I roll my eyes, but before I can bite back a response, the creatures lunge.
And the Sins? They meet them head-on.
I call it to me without hesitation, a weapon forged from Wrath and Envy, summoned from the place inside me that is both hunger and fury, sharpened into something lethal. The blade hums in my grip, the weight perfect, as if it’s been waiting for my hands all along.
I shift my stance, balancing on my heels just like Riven taught me, my body coiled and ready. Stay light, stay fast. Hit first, hit hard. Make them regret thinking they could touch you.
Fine. Let them regret it.
The creatures surge forward, a tide of horror and nightmare made flesh. Their bodies contort and snap unnaturally, too many limbs bending in too many directions, their gaping maws slick with something black and viscous. The air is thick withthe scent of rot and hunger, their guttural screeches rattling through my skull.
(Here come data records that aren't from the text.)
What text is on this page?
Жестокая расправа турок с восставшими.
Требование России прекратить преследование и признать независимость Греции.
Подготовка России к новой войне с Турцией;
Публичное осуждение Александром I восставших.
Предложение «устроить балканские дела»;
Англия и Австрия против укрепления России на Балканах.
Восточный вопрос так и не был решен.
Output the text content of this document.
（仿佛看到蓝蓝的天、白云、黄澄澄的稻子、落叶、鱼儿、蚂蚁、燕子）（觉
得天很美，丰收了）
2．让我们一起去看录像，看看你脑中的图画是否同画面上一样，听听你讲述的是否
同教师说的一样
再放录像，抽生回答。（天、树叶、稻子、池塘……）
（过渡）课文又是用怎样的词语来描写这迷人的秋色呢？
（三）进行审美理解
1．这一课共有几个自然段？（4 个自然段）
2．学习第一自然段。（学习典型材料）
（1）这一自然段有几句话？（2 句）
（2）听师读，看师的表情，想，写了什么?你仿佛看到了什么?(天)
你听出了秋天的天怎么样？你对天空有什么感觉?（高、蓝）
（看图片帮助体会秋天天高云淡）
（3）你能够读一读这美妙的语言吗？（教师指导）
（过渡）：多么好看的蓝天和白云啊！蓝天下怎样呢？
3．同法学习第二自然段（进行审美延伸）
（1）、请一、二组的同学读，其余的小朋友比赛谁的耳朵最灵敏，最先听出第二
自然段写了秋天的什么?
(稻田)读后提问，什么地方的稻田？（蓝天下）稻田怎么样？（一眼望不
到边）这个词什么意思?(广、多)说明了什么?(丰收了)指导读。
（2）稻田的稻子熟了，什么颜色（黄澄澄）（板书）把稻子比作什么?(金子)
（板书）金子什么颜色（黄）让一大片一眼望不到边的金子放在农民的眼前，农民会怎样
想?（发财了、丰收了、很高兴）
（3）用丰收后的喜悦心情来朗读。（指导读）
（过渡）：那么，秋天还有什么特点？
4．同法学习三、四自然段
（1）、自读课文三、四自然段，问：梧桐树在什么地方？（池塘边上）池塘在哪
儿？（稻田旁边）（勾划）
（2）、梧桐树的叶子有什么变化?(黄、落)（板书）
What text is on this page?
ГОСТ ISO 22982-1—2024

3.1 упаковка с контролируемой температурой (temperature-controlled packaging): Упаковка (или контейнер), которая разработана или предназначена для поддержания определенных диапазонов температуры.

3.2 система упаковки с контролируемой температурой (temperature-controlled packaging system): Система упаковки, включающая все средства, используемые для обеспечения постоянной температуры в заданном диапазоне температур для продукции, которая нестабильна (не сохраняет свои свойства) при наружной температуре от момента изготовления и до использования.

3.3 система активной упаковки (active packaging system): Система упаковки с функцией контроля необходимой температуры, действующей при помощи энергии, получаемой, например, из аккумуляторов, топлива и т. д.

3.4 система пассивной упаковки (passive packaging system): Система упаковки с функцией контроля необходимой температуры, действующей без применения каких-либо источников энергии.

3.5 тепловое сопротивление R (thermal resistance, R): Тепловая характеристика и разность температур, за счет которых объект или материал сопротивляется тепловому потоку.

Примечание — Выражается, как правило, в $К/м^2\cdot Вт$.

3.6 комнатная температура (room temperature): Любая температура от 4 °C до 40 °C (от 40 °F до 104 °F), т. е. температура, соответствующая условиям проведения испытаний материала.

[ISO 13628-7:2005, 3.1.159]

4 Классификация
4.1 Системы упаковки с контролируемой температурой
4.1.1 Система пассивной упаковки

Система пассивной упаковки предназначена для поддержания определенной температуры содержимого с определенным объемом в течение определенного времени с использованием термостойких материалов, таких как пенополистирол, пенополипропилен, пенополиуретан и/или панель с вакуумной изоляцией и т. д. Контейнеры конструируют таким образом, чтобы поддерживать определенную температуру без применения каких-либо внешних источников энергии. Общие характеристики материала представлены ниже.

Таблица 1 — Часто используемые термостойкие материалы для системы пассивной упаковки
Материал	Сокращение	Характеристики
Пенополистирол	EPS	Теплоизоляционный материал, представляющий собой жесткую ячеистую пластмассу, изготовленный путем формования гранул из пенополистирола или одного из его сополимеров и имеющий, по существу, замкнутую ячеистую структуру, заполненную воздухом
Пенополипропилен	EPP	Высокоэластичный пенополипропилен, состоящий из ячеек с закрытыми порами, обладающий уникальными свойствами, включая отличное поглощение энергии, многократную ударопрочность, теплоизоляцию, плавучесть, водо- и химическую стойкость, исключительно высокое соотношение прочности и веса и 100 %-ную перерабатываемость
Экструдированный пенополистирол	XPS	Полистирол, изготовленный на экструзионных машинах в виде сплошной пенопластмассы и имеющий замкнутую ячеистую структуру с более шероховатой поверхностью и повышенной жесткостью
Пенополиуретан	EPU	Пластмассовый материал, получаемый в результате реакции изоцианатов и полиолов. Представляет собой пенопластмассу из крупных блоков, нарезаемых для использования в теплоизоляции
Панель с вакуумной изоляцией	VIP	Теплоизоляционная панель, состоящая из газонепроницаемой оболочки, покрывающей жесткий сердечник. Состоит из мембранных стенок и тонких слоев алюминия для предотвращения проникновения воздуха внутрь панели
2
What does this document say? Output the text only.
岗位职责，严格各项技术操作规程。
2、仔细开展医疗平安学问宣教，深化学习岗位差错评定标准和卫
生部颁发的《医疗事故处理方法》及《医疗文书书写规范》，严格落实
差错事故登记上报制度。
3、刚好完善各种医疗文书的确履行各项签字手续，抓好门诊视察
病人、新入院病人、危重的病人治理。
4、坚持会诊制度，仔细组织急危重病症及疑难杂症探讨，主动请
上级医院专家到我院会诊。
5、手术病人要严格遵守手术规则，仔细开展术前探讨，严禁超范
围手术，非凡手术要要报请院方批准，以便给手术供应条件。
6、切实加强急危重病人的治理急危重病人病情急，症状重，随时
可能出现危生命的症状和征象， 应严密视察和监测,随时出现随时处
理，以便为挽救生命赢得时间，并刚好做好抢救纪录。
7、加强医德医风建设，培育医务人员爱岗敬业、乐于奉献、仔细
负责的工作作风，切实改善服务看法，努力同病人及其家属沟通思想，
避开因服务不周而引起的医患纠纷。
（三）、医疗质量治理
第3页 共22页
I don’t wait for them to reach me.
I lunge. The first creature swipes, claws slashing through the space where I stood a second ago, but I move faster, Riven-fast, Wrath-fast. I twist, pivot, and rive my blade deep. Black ichor spills, sizzling where it touches the ground, and I pull free just in time to meet the next one.
To my left, Lucien is already cutting a path through them, his swordplay almost elegant, every movement measured, deliberate, controlled. A creature lunges at him from behind, but he doesn’t even turn, his shadow does the work for him, rising and skewering the thing through the chest before curling back into him like it never left.